Previous studies in economics have mainly focused on examining the effects of exposure to air pollution on health factors, such as mortality and hospitalization. Far less is known about the ways in which air pollution affects medical expenditures, especially in developing countries. Our paper is among the first to estimate the morbidity costs of PM2.5 levels by using individual-level health spending data from both pharmacies and healthcare facilities for all age cohorts in China. We employ an IV strategy using thermal inversion as the instrument for the PM2.5 concentration in order to address the potential endogeneity in air pollution measures.

Our analysis shows that PM2.5 has a significant impact on medical expenditures. The estimates suggest that a 10 μg/m3 reduction in monthly average PM2.5 leads to a 2.36% decline in the value of health spending, in addition to a 0.79% decline in the number of transactions in pharmacies and healthcare facilities. This effect is more salient for males, children (10 years old or younger) and middle-aged and older adults (aged 51 or older).
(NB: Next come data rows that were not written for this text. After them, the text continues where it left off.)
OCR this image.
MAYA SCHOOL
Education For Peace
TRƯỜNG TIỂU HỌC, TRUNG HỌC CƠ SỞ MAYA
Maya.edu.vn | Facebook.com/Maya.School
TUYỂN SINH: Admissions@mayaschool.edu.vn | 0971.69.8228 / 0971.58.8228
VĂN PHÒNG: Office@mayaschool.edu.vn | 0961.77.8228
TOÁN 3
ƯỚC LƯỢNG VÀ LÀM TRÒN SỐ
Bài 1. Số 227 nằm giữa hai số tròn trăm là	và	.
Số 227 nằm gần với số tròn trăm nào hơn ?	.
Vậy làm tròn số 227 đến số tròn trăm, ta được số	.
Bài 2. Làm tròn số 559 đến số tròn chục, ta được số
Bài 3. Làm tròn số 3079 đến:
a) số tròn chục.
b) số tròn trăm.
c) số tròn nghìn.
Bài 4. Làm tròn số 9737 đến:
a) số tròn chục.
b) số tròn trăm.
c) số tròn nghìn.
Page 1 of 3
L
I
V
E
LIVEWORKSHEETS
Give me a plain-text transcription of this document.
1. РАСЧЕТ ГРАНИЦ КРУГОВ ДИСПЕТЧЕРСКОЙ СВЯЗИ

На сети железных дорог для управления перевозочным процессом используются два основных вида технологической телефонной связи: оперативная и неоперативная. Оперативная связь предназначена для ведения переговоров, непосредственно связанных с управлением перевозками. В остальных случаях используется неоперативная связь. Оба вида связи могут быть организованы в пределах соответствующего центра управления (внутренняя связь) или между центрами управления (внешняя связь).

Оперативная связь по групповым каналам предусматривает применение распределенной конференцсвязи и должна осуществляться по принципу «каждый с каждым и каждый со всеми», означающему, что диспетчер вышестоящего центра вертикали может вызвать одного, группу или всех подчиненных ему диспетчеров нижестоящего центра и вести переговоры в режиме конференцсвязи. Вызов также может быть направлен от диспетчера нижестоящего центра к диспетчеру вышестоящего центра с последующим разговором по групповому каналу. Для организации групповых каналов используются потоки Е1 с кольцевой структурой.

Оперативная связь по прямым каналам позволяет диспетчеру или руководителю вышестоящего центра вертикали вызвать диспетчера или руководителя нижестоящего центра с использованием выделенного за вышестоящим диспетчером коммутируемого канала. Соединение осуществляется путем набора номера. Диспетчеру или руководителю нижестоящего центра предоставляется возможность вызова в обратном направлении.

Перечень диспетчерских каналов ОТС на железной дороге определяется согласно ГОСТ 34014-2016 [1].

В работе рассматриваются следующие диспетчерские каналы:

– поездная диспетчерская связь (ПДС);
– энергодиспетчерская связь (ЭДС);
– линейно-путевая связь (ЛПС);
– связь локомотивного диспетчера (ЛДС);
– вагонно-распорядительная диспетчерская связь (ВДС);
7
Valuing air quality by utilizing health spending data at the individual-monthly level, our estimates suggest that people are willing to pay CNY 43.87 (equivalent to 0.13% of disposal incomeFootnote 23) per capita per year for a 10 μg/m3 reduction in PM2.5.Footnote 24 The optimal environmental regulations depend on the tradeoffs between their costs and benefits. Our valuations of air quality provide useful insights into the benefits of tightening environment regulations.

Our study also has some limitations that call for further research. First, healthcare data are only available for one metropolitan, Wuhan, in China. As reimbursement schemes for outpatient care in other cities were not implemented during the sample period (2013–2015), which created a disincentive to seek care elsewhere for economic concerns, we cannot rule out the possibility that some medical spending may be mistakenly recorded as zero but may actually have been incurred in cities outside Wuhan. It also remains unknown to what extent we may generalize our findings to China or even developing countries in general. Future work examining the impact of air pollution on health spending will benefit from evidence from various areas. Second, we do not have data on ICD codes and therefore could not distinguish the impact of air pollution on various disease categories. Future research is warranted to collect and incorporate this information. Third, people who are more vulnerable to air pollution may even migrate to avoid more polluted areas in the long term (Chen et al. 2022). However, our IV estimates cannot fully address this concern on residential sorting. Finally, air pollution exposure is likely measured with errors, due to the aggregation of air pollution data from sporadic outdoor monitoring stations at the individual level.